The user interface of the "3rd-party filters" has been revisited.
Procedural cosmetic filters can now be chained and recursive (something which was planned) . Examples:
-
Chained:
example.com##.item:matches-css-after(position: fixed):has-text(Promoted)
-
Recursive:
mobile.twitter.com##main [role="region"] > [role="grid"] > [role="rowgroup"] [role="row"]:if(div:last-of-type span:has-text(/^Promoted by/))
(actually a real use case).
There is no limit on the number of operators chained, or the number of recursion level, aside common sense. As a reminder, use procedural cosmetic filters only for when plain CSS selectors won't solve a case.
New procedural cosmetic filter operators:
-
:has-text(argument)
: to filter elements according to whether they have a specific text string found in them. Use/.../
to match a literal regular expression instead of plain text. -
:if()
/:if-not(argument)
: use to implement recursion,argument
is itself a valid procedural cosmetic filter, but can also be a plain CSS selector.
Any of the operator which accept a text string value to match can also accept of literal regular expression value.
The :xpath()
operator can now accept a plain CSS selector as prefix (i.e. example.com##.item:xpath(...)
), just like all other operators. The XPath evaluation will use whatever element matches the CSS selector as the context node for the XPath.
The cost of parsing procedural cosmetic filters has been moved from content script-time to filter list compile-time, i.e. done only once when a filter list is updated.
The element picker supports all procedural cosmetic filters, i.e. it will also provide visual feedback as you enter manually such filters in the input field. Invalid filters, procedural or not, will be labelled with a bright red E
.
Efficient procedural cosmetic filters (or any cosmetic filters really) are the ones which result in the smallest set of nodes to visit.
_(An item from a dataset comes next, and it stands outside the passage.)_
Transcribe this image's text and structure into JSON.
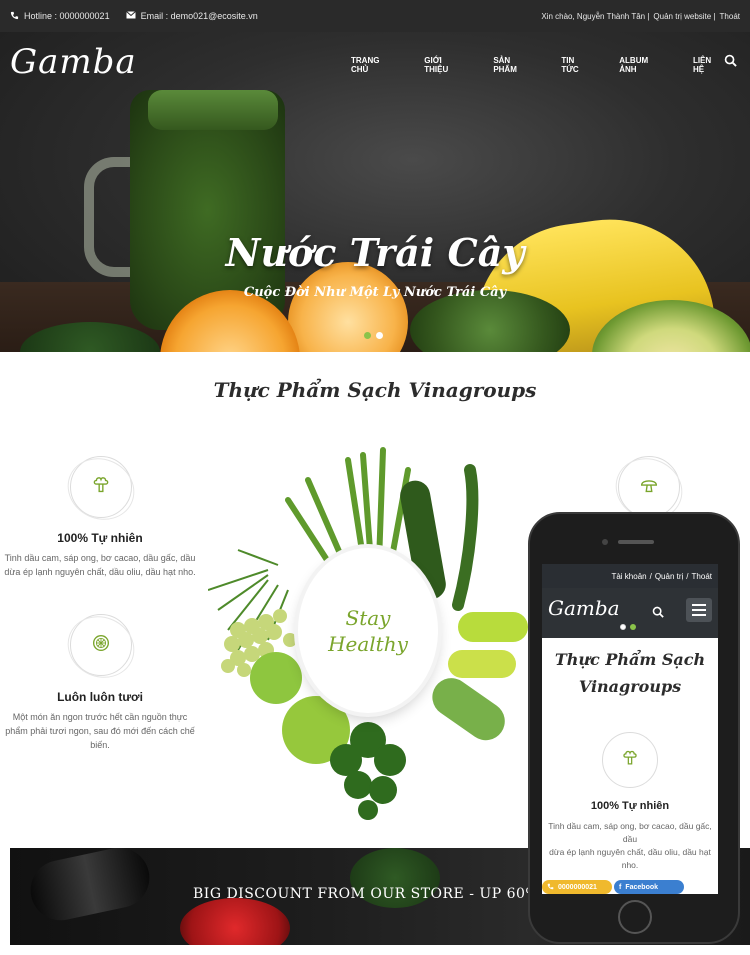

The element picker input field will display the number of elements matching the current filter. The element picker will only consider the entered text up to the first line break, while leaving the rest as is. You can use this feature to break up your filter to find out the size of the resultset of the first part(s) of your filter: the smallest resultset the most efficient is your cosmetic filter.
Documentation about procedural cosmetic filters.
Closed as fixed
Firefox
Firefox for Android
Core
- Assets management refactored
- Not blocked websockets (worker)
- Want to create a regex to whitelist all google but no luck
-
Ads are not blocked on bing.com web searches (issue filed for Edge, but also present on other platforms, those not supporting user styles or shadow DOM).
- The fix needs to be tested/confirmed for the Edge version.
- For Chromium-based browsers, use of shadow DOM has been removed in an attempt to simplify/unify generic implementation of the concept of user styles. (can be brought back if feedback shows it's needed).
- Most reliable and low overhead cosmetic filtering is on modern Firefox (38+), all other platforms (Chromium, Edge, legacy Firefox, Safari) not providing proper "user styles" API rely on same generic implementation.